Dataset S2. Features. The features (columns) computed for each gene-disease pair (rows). Column names with beginning with ‘XB’ refer to standardized features.
Dataset S3. Serialized network. A JSON formatted text file storing the complete network. The top level is an JSON object with four pairs (metanodes, metaedges, nodes, edges). The value for each pair is a JSON array containing the corresponding items.
Dataset S4. Processed GWAS Catalog Loci. Loci-disease associations. The file includes the gene resolution information for each loci including the studies and SNPs underlying the association.
Dataset S5. Gene-Disease Associations. All gene-disease associations extracted from the GWAS catalog for the four categories of association.
Dataset S6. Disease Ontology Modifications. Ten DO terms that appeared in the GWAS Catalog were redundant with other terms. Seven were removed. Three were merged with recipient terms by removing the term and transferring the associations.
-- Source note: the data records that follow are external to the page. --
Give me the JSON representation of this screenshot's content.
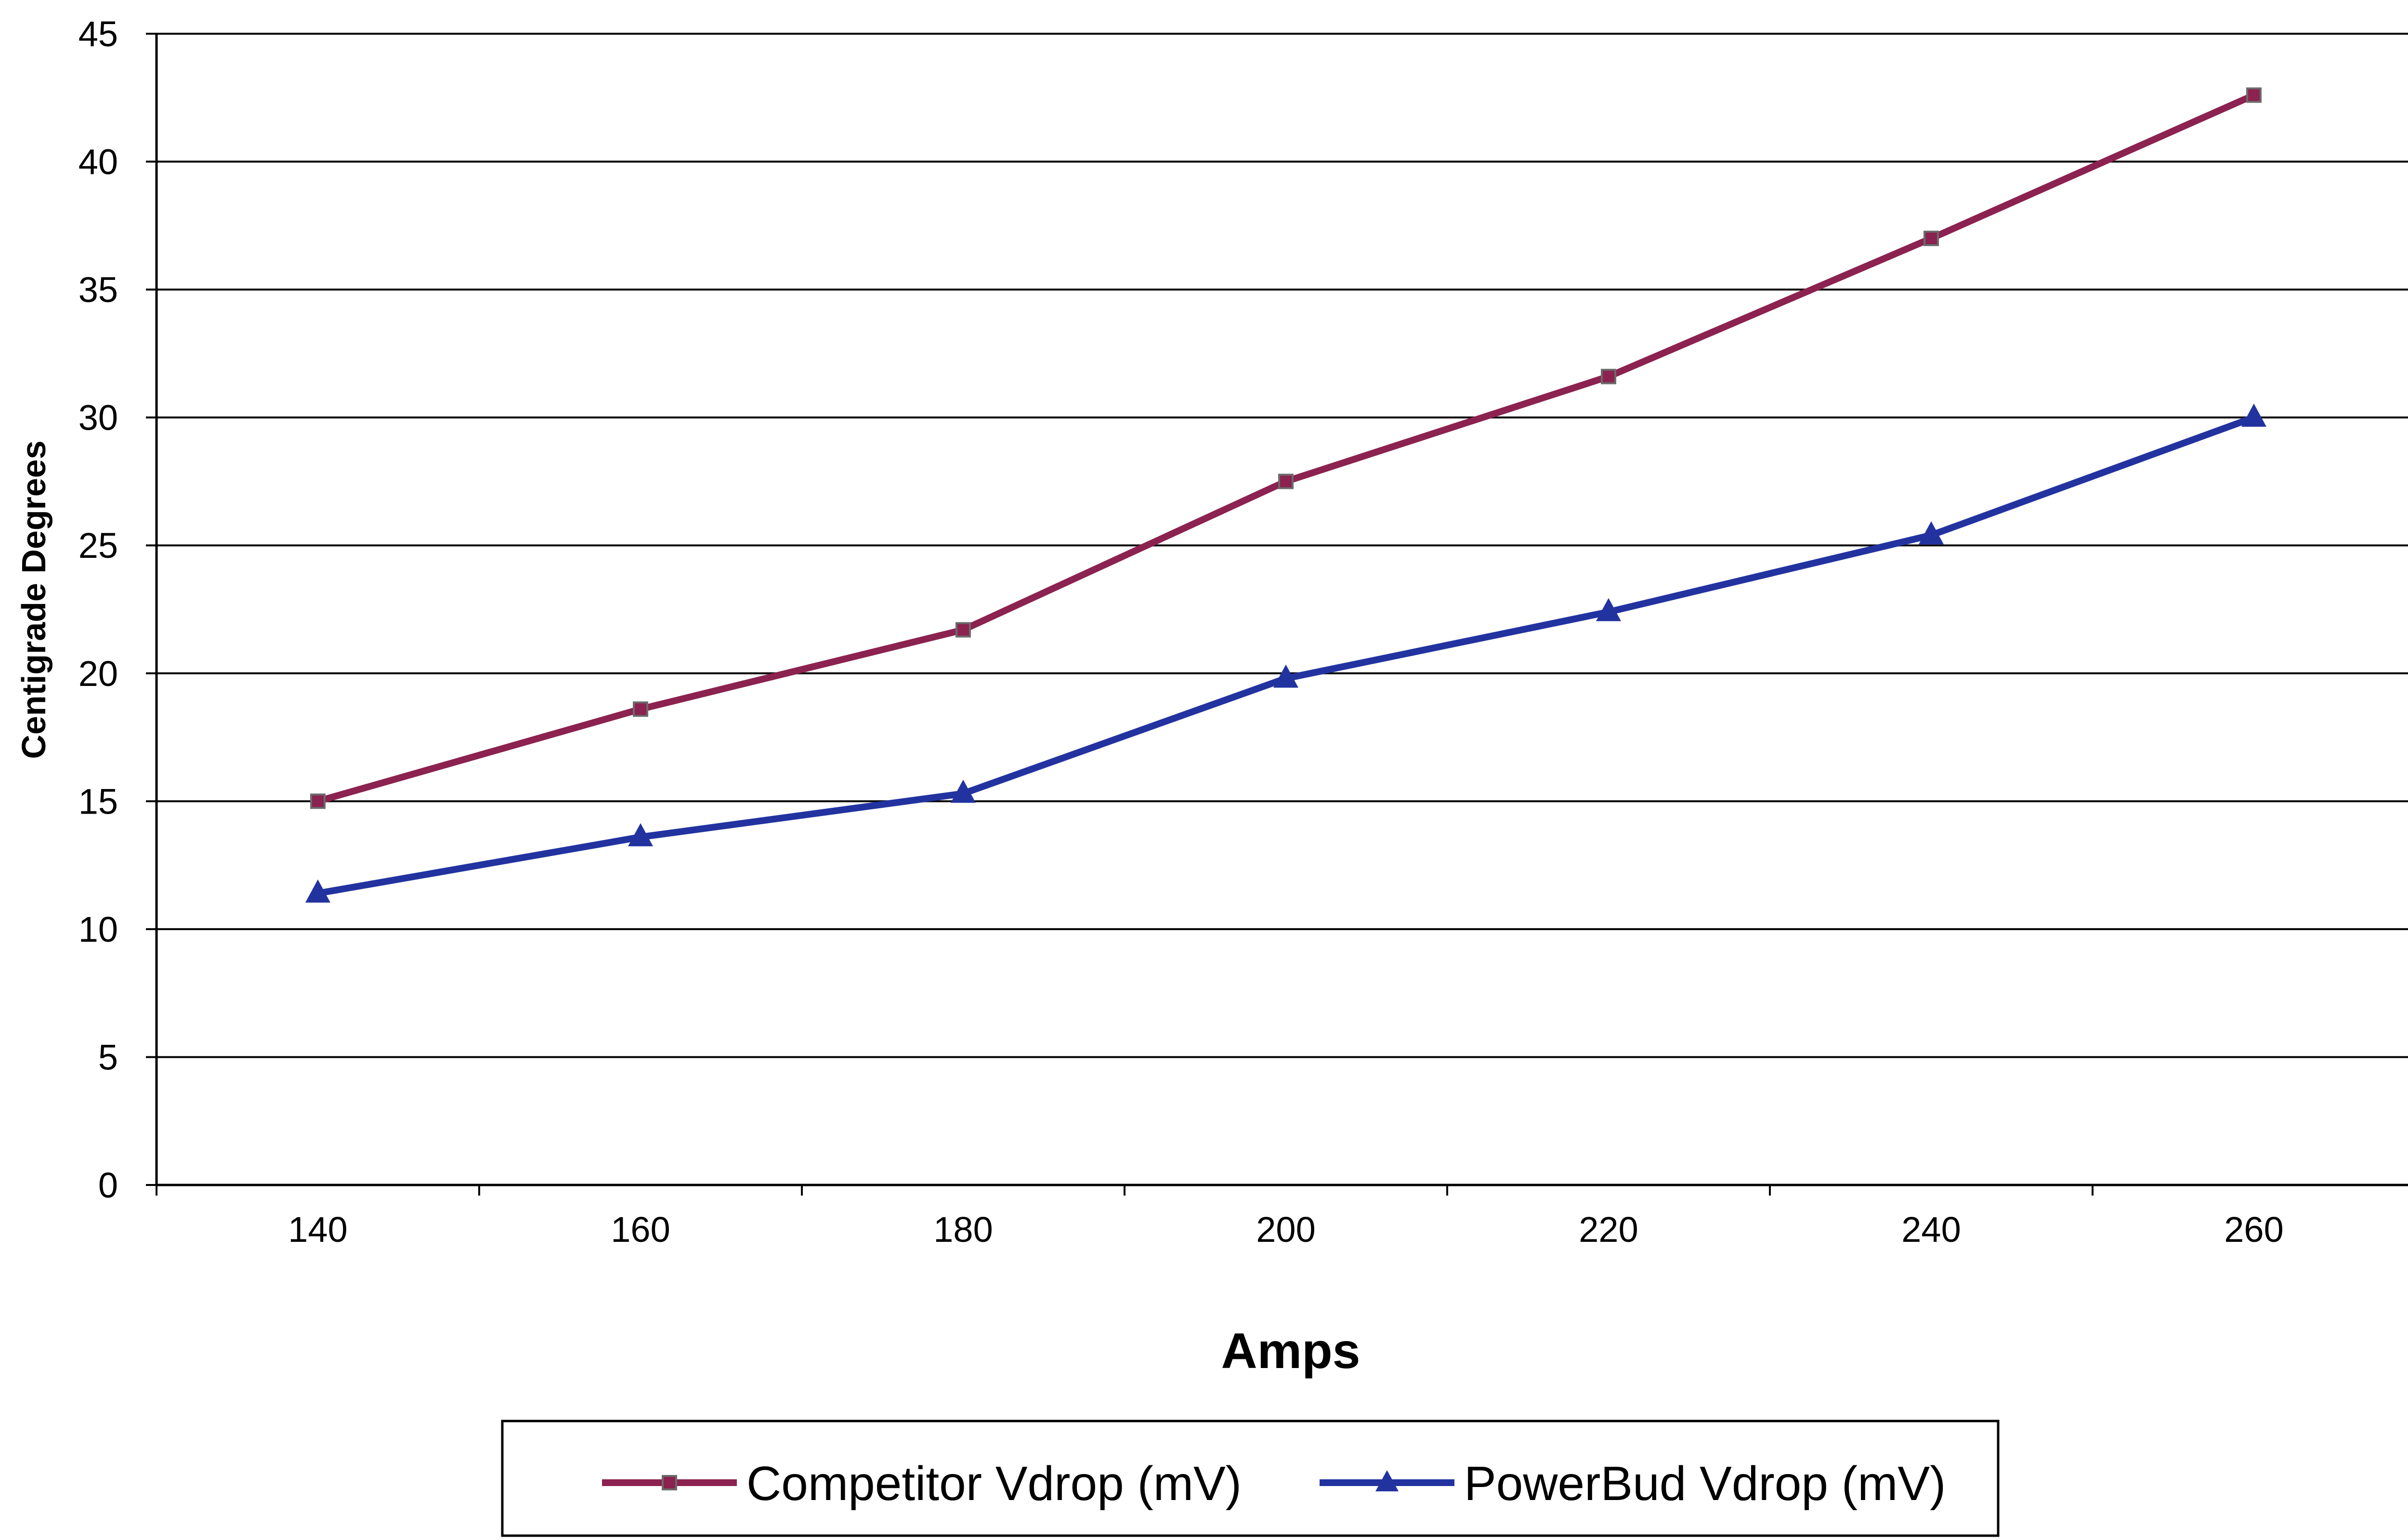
{
  "chart_data": {
    "type": "line",
    "title": "",
    "xlabel": "Amps",
    "ylabel": "Centigrade Degrees",
    "x": [
      140,
      160,
      180,
      200,
      220,
      240,
      260
    ],
    "x_tick_labels": [
      "140",
      "160",
      "180",
      "200",
      "220",
      "240",
      "260"
    ],
    "y_tick_labels": [
      "0",
      "5",
      "10",
      "15",
      "20",
      "25",
      "30",
      "35",
      "40",
      "45"
    ],
    "ylim": [
      0,
      45
    ],
    "xlim": [
      130,
      270
    ],
    "grid": "horizontal",
    "legend_position": "bottom",
    "series": [
      {
        "name": "Competitor Vdrop (mV)",
        "values": [
          15.0,
          18.6,
          21.7,
          27.5,
          31.6,
          37.0,
          42.6
        ],
        "color": "#8B2250",
        "marker": "square"
      },
      {
        "name": "PowerBud Vdrop (mV)",
        "values": [
          11.4,
          13.6,
          15.3,
          19.8,
          22.4,
          25.4,
          30.0
        ],
        "color": "#2233A0",
        "marker": "triangle"
      }
    ]
  }
}
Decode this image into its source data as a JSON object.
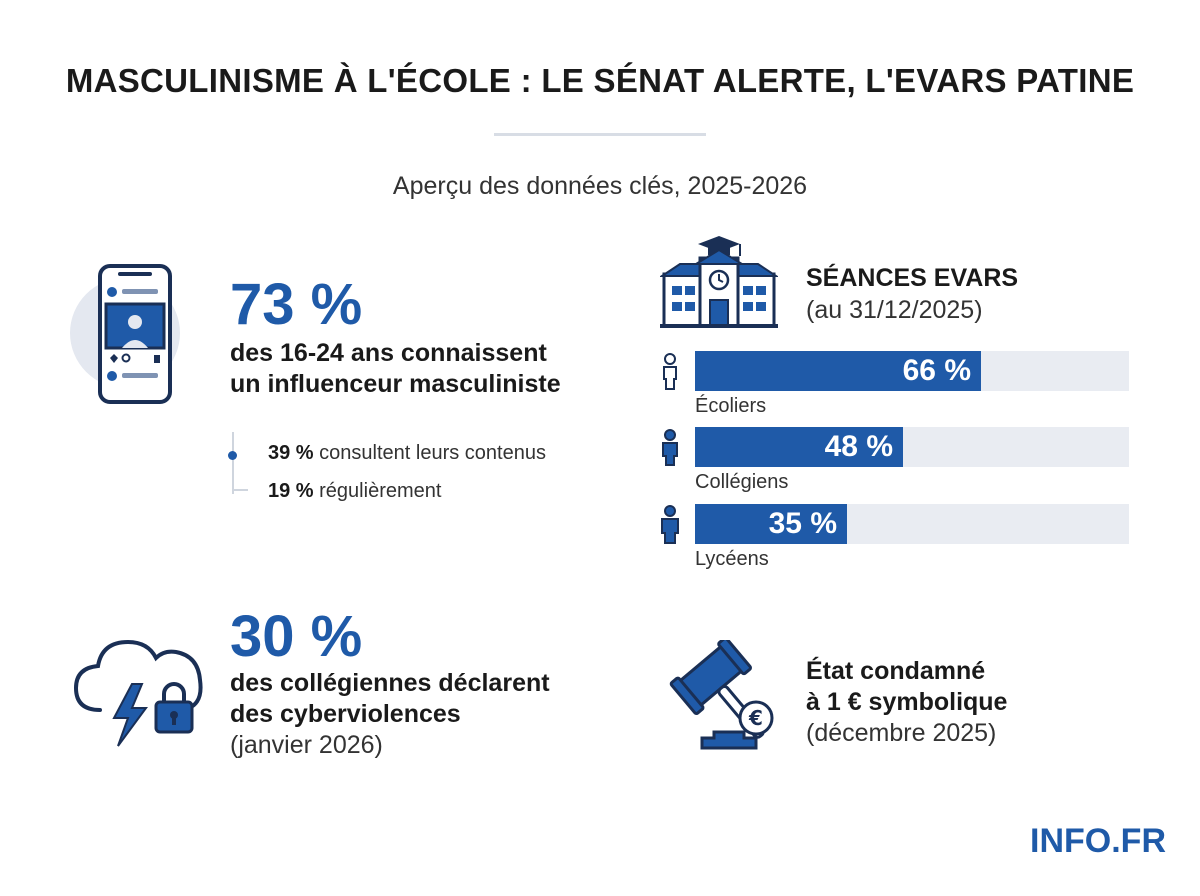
{
  "header": {
    "title": "MASCULINISME À L'ÉCOLE : LE SÉNAT ALERTE, L'EVARS PATINE",
    "subtitle": "Aperçu des données clés, 2025-2026"
  },
  "stat_influencer": {
    "value": "73 %",
    "line1": "des 16-24 ans connaissent",
    "line2": "un influenceur masculiniste",
    "icon": "smartphone-icon",
    "details": [
      {
        "strong": "39 %",
        "text": " consultent leurs contenus"
      },
      {
        "strong": "19 %",
        "text": " régulièrement"
      }
    ]
  },
  "stat_cyber": {
    "value": "30 %",
    "line1": "des collégiennes déclarent",
    "line2": "des cyberviolences",
    "note": "(janvier 2026)",
    "icon": "cloud-lock-icon"
  },
  "evars": {
    "title": "SÉANCES EVARS",
    "subtitle": "(au 31/12/2025)",
    "icon": "school-building-icon"
  },
  "verdict": {
    "line1": "État condamné",
    "line2": "à 1 € symbolique",
    "note": "(décembre 2025)",
    "icon": "gavel-euro-icon"
  },
  "chart_data": {
    "type": "bar",
    "title": "SÉANCES EVARS",
    "subtitle": "(au 31/12/2025)",
    "categories": [
      "Écoliers",
      "Collégiens",
      "Lycéens"
    ],
    "values": [
      66,
      48,
      35
    ],
    "value_labels": [
      "66 %",
      "48 %",
      "35 %"
    ],
    "xlim": [
      0,
      100
    ],
    "orientation": "horizontal",
    "grid": false,
    "colors": {
      "bar": "#1f5aa8",
      "track": "#e9ecf2"
    }
  },
  "footer": {
    "brand": "INFO.FR"
  },
  "colors": {
    "accent": "#1f5aa8",
    "text": "#1a1a1a"
  }
}
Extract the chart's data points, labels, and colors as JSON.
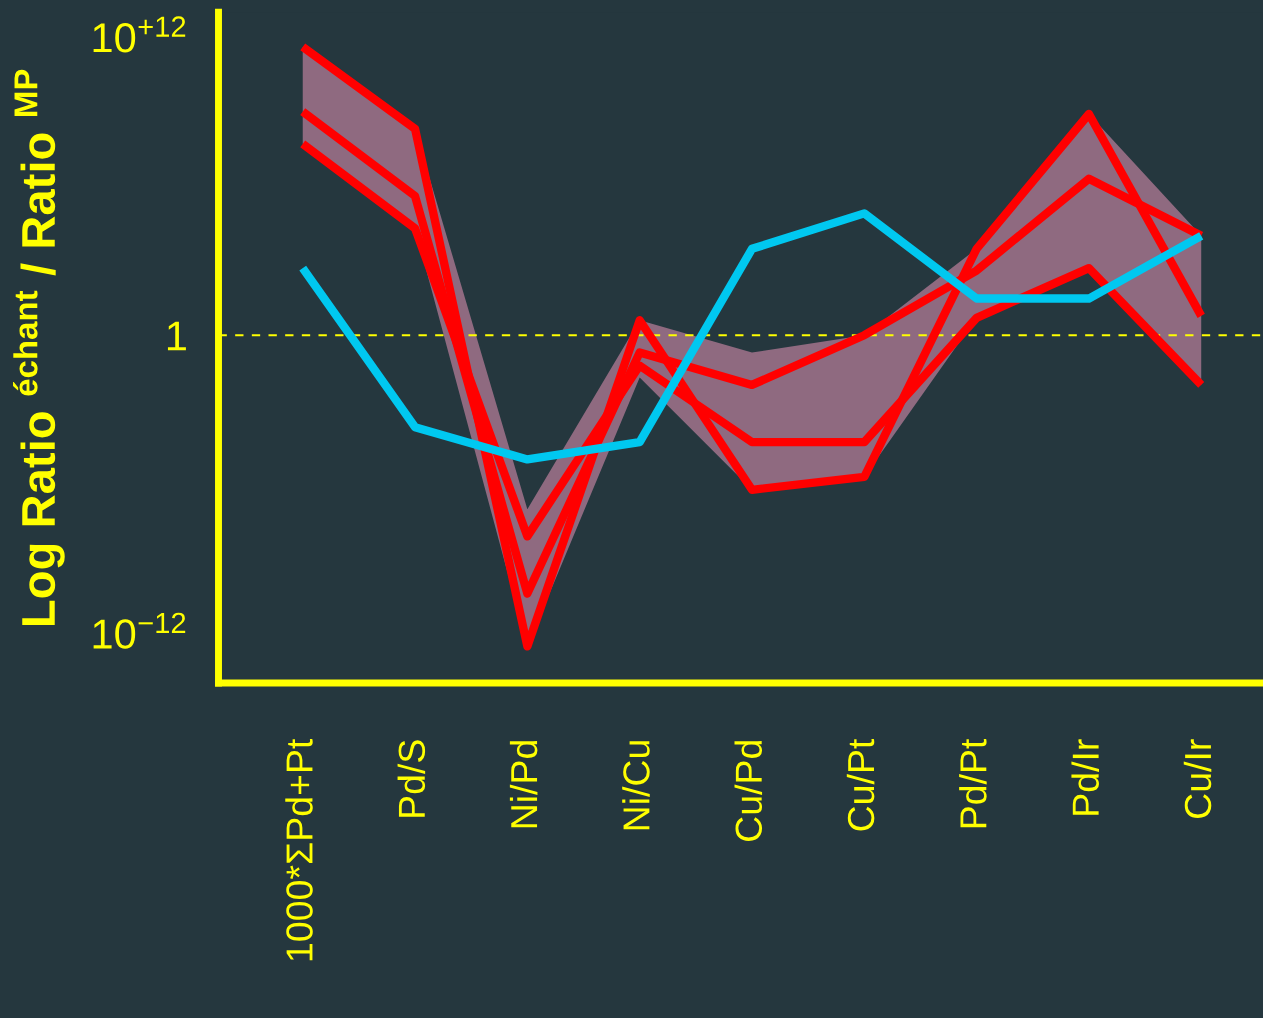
{
  "chart_data": {
    "type": "line",
    "ylabel": "Log Ratio $^{échant}$ / Ratio $^{MP}$",
    "categories": [
      "1000*ΣPd+Pt",
      "Pd/S",
      "Ni/Pd",
      "Ni/Cu",
      "Cu/Pd",
      "Cu/Pt",
      "Pd/Pt",
      "Pd/Ir",
      "Cu/Ir"
    ],
    "log": "y",
    "ylim": [
      1e-14,
      10000000000000.0
    ],
    "yticks": [
      {
        "value": 1000000000000.0,
        "label": "10$^{+12}$"
      },
      1,
      {
        "value": 1e-12,
        "label": "10$^{−12}$"
      }
    ],
    "series": [
      {
        "color": "#ff0000",
        "values": [
          400000000000.0,
          200000000.0,
          3e-13,
          4,
          6e-07,
          2e-06,
          3000.0,
          800000000.0,
          6
        ]
      },
      {
        "color": "#ff0000",
        "values": [
          1000000000.0,
          400000.0,
          4e-11,
          0.2,
          0.01,
          1,
          400,
          2000000.0,
          10000.0
        ],
        "lower": [
          50000000.0,
          20000.0,
          3e-13,
          0.02,
          6e-07,
          2e-06,
          5,
          500,
          0.01
        ],
        "upper": [
          400000000000.0,
          200000000.0,
          1e-07,
          4,
          0.2,
          1,
          3000.0,
          800000000.0,
          10000.0
        ]
      },
      {
        "color": "#ff0000",
        "values": [
          50000000.0,
          20000.0,
          8e-09,
          0.06,
          5e-05,
          5e-05,
          5,
          500,
          0.01
        ]
      },
      {
        "color": "#00c8f0",
        "values": [
          500,
          0.0002,
          1e-05,
          5e-05,
          3000.0,
          80000.0,
          30,
          30,
          10000.0
        ]
      }
    ],
    "ref_lines": [
      {
        "axis": "y",
        "value": 1,
        "color": "#ffff00",
        "line_style": "dashed"
      }
    ],
    "grid": false,
    "marker": "none",
    "line_style": "solid"
  }
}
Dataset S7. Tissue-specific gene expression. A processed version of the GNF BodyMap providing a gene’s (row, HGNC symbols) expression value for each of 77 tissues (columns, BRENDA Tissue Ontology IDs).
Dataset S8. Disease localization. Literature co-occurrence scores between diseases and tissues computed using CoPub 5.0.
Dataset S9. Terminology Mappings. All mappings that were manually performed. Specifically, tissue and disease mappings to CoPub ’Biologic Identifiers’, tissue mappings to GNF BodyMap samples, disease mappings to the EFO terms appearing in the GWAS Catalog, and disease pathophysiologies.
Dataset S10. Multiple Sclerosis Analysis. For each gene (row), the genewise Meta2.5 and WTCCC2 p-values and network-based predictions are reported.
Dataset S11. Vector Images. PDF formatted versions of the figures.